6. Application Domains and Emerging Innovations
SRAM-based CiM accelerators now span:
- Deep neural network inference and training: Binary/multi-bit quantized CNNs, RNNs, transformers, with hybrid or variation-resilient training (Le et al., 2021, Kuo et al., 2022, and et al., 28 Mar 2025, Yoshioka et al., 2024).
- Privacy computing: Modular arithmetic, Barrett multiplication for homomorphic encryption and ZKP implemented with workload-partitioned, high-parallel macros (Li et al., 5 Nov 2025).
- Multi-port and SNN processing: Multiport SRAM cell designs for high-performance spiking neural networks (SNN) (Huijbregts et al., 2024), in-place membrane update/decay for O(1) latency (Shang et al., 13 Mar 2026).
- Data-intensive scientific and transactional workloads: Fully-concurrent batched shift-adds in databases or GNNs (Chen et al., 2022).
Emerging directions include hybrid digital/analog boundaries dynamically chosen based on MAC saliency (Chen et al., 2023), wafer-scale hierarchical mapping/fault tolerance for large models (Liu et al., 3 Mar 2026), and increasing use of open-source toolchains for physical design and approximate computing exploration (Zhou et al., 16 Jan 2026).
7. Challenges, Trade-Offs, and Design Guidelines
Key challenges include:
- Variation, noise, and PVT resilience: Extensive Monte Carlo and hardware-aware training, often using high-order circuit statistical models, are needed for robust operation (Le et al., 2021, Yoshioka et al., 2024, Chen et al., 2024).
- ADC/DAC design: Resolution, linearity, and power must be carefully managed. Innovations include cell-embedded ADCs, reference sharing, and time-domain replacement for classic ADCs (Wang et al., 2023, Challagundla et al., 1 Jan 2026).
- Scalability of mapping and scheduling: Hardware–mapping co-exploration, operator-wise tuning, and multi-level accelerator templates have proven synergistic (Chen et al., 26 Jan 2026).

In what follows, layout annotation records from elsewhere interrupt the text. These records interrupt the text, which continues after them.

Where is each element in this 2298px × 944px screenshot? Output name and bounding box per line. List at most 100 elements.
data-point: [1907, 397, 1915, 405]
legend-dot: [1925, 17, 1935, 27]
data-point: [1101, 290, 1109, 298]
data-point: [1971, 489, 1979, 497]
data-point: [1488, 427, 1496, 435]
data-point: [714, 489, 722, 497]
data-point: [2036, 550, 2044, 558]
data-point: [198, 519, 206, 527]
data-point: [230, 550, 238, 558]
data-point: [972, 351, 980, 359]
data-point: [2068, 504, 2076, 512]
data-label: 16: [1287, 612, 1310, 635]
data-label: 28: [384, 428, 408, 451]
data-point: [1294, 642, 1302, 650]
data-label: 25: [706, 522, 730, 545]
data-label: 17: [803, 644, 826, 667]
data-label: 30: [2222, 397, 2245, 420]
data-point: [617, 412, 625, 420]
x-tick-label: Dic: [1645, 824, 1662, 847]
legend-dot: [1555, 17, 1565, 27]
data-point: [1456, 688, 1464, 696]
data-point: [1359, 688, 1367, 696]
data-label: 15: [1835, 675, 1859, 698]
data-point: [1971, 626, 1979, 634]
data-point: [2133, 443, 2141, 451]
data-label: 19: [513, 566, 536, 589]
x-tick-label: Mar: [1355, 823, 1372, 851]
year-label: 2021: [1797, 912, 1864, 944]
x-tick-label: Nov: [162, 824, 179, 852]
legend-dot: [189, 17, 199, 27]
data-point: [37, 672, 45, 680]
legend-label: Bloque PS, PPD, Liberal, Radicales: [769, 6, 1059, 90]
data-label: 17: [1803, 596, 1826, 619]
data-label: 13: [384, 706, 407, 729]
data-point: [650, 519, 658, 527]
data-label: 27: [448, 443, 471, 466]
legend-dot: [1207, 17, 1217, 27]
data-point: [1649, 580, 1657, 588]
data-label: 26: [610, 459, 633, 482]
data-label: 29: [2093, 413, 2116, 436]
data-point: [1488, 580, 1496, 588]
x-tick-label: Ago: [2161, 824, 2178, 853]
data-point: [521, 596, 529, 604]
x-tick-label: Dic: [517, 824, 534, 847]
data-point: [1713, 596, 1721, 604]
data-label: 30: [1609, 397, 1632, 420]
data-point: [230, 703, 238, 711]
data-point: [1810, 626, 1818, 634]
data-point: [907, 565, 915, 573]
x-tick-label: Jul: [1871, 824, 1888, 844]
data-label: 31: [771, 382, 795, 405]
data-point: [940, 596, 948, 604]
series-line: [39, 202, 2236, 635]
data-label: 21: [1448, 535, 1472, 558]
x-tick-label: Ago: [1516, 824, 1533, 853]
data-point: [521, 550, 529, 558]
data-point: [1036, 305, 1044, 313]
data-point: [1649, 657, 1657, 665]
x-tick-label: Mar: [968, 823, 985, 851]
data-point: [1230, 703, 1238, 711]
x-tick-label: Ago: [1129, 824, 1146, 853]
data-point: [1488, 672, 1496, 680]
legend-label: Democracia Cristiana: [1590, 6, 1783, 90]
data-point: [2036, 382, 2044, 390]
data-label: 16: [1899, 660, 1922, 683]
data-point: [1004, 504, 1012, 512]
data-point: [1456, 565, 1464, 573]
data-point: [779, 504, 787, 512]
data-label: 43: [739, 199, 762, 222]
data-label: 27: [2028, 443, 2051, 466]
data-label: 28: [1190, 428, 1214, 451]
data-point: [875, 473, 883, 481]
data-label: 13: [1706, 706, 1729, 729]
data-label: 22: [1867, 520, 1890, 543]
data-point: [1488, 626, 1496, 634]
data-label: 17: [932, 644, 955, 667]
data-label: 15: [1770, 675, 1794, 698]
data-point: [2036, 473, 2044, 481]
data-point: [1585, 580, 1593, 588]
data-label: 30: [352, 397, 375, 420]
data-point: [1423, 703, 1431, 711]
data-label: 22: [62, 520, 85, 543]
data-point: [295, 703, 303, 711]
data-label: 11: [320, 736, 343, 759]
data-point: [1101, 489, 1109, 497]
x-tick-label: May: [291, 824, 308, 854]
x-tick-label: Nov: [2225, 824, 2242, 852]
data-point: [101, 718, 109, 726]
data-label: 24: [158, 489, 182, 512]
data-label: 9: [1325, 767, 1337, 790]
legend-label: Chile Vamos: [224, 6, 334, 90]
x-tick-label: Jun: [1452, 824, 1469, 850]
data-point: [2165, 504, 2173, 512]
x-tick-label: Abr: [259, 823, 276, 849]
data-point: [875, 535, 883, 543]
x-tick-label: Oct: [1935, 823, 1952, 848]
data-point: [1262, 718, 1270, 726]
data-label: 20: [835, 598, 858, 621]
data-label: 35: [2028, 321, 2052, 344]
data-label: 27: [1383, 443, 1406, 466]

- Area/energy/precision trade-offs: Analog and hybrid designs are best for 3–8 bit precision; digital dominates at >10 bits or for stringent SNR, with increasing attention to error-aware and approximate computing for AI (Zhou et al., 16 Jan 2026, Chen et al., 2023).
Guidelines for designers include: abstraction of macros into vector/parallel/bandwidth models for mapping; per-layer variation-aware training and calibration; peripheral integration of non-linearities and ADCs to minimize data movement; and tuning of macro size and buffer depth for workload-optimized throughput.
SRAM-based CiM has evolved into a mature research area with extensive technological diversity, guided by multidisciplinary codesign of device, circuit, architecture, and learning/training protocol. The evolution from simple BNN analog engines to programmable, system-scale, and variation-tolerant dataflow accelerators exemplifies the rapid pace and technical breadth of this field. The cited works together underpin the ongoing migration of memory-compute fusion from prototype macros to end-to-end, system-level acceleration platforms.